The main character is Sophie, a girl grieving for the loss of her sister, Nell. She begins to hear and see the same things that her sister did and ends up being hunted and tormented throughout the whole book, and eventually checked into the same mental institution as her sister was. That’s probably about the time that I realized that the back of the book did not do justice to just how incredibly tense and nail-biting this novel was. I chew my nails chronically, but nothing could prepare my more fingers for this book. Ouch. I was so anxious through the second half of the book that I found myself having to take breaks just to give myself a breather. That’s how well it is written. You get very attached to Sophie as she goes on this amazing and terrifying adventure to unravel the conspiracy around her sister’s, and many others like her and her sister, wrongful death.

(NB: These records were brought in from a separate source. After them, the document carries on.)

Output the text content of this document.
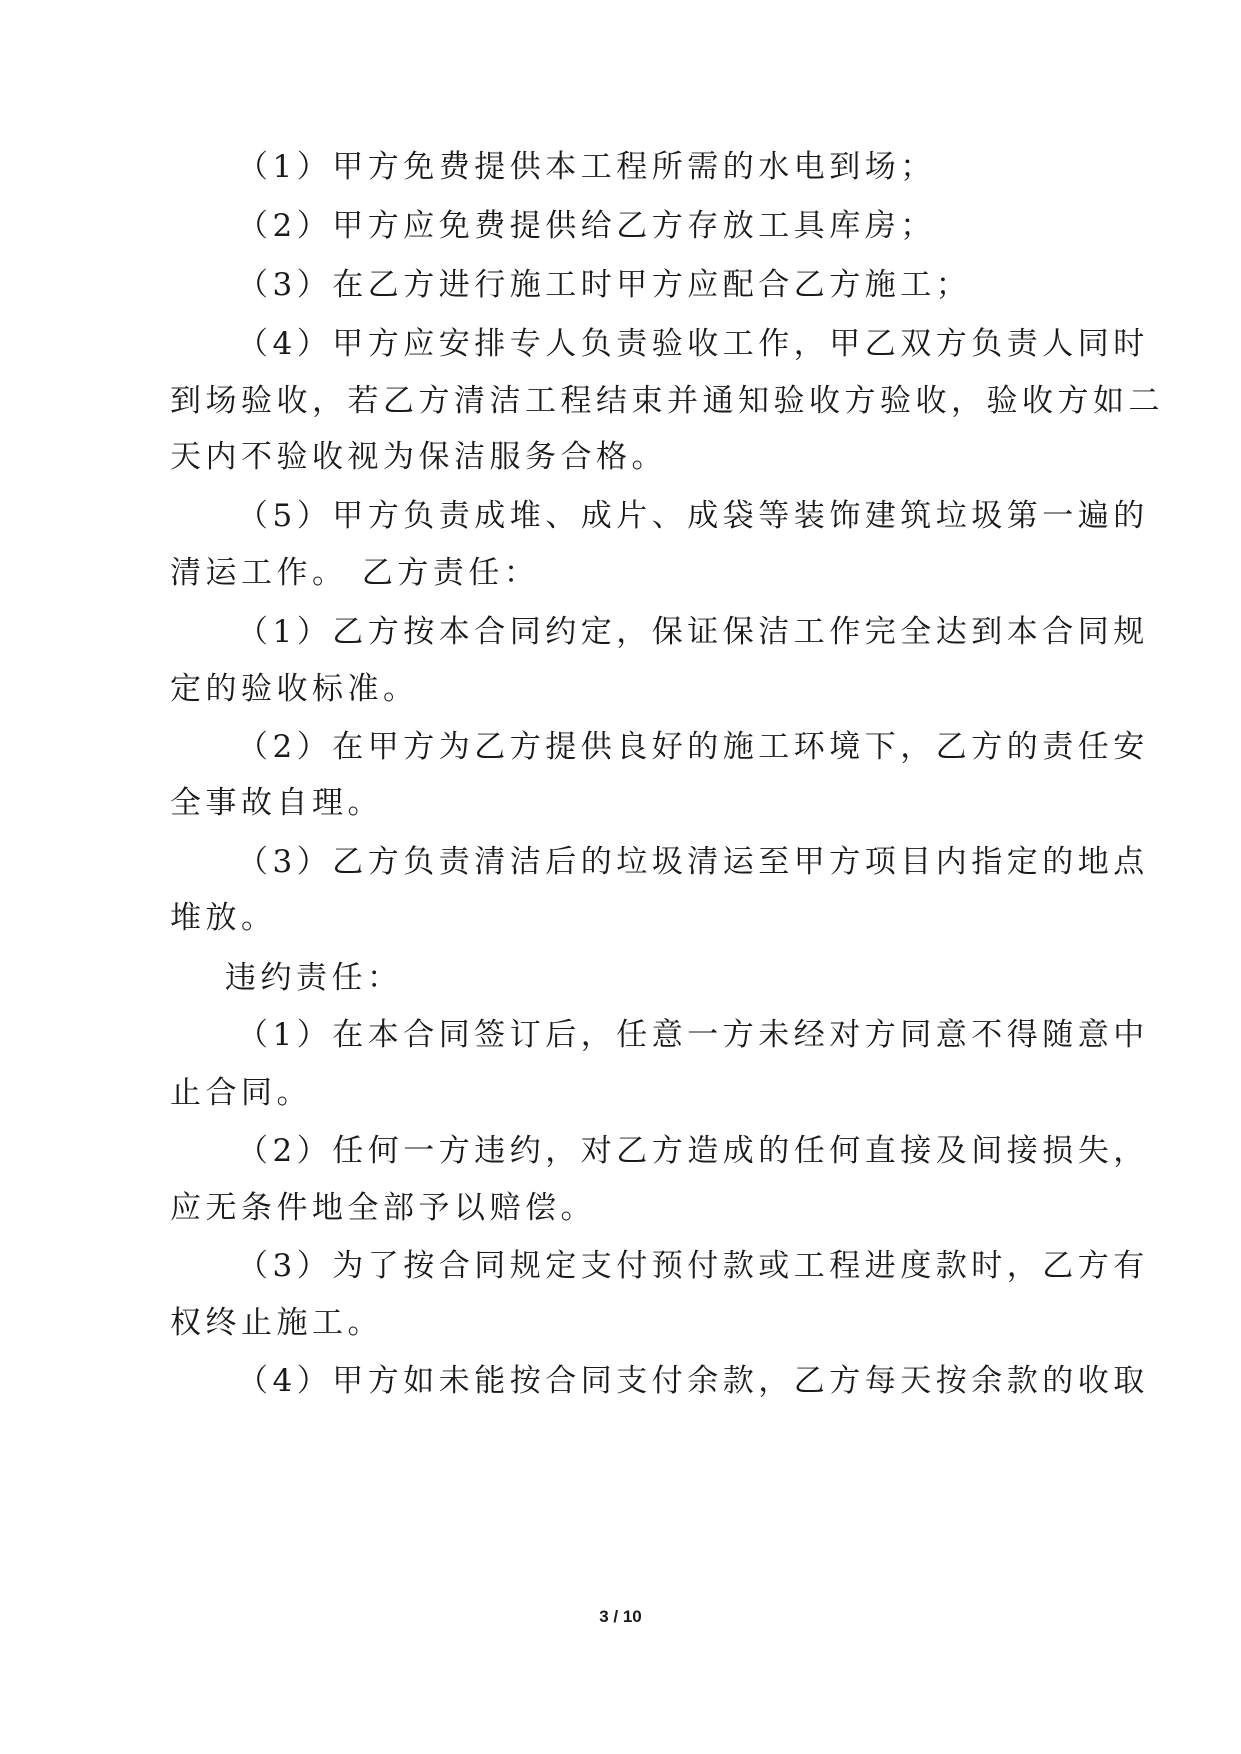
（1）甲方免费提供本工程所需的水电到场；
（2）甲方应免费提供给乙方存放工具库房；
（3）在乙方进行施工时甲方应配合乙方施工；
（4）甲方应安排专人负责验收工作，甲乙双方负责人同时
到场验收，若乙方清洁工程结束并通知验收方验收，验收方如二
天内不验收视为保洁服务合格。
（5）甲方负责成堆、成片、成袋等装饰建筑垃圾第一遍的
清运工作。 乙方责任：
（1）乙方按本合同约定，保证保洁工作完全达到本合同规
定的验收标准。
（2）在甲方为乙方提供良好的施工环境下，乙方的责任安
全事故自理。
（3）乙方负责清洁后的垃圾清运至甲方项目内指定的地点
堆放。
违约责任：
（1）在本合同签订后，任意一方未经对方同意不得随意中
止合同。
（2）任何一方违约，对乙方造成的任何直接及间接损失，
应无条件地全部予以赔偿。
（3）为了按合同规定支付预付款或工程进度款时，乙方有
权终止施工。
（4）甲方如未能按合同支付余款，乙方每天按余款的收取
3 / 10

This book is chock full to the brim of twists and surprises, as well as lovable characters and well written dialogue. That’s one thing I really loved in The Bargaining and noticed was also present in The Murmurings, is that West has a very fluid and whimsical writing style. All of her dialogue and descriptions flow so naturally, so realistically, so vividly, that you feel as if you are actually present for the events taking place. If I had to rate it, I think I would give it a 4/5 or a 5/5. The only reason I would give it a 4/5 would be because I, personally, can’t reread more often than once every few months just because it does send my anxiety through the roof, hah. I like my books to have reread value. But other than that, this book is amazing and I can’t find a single thing wrong with it. A+ story telling!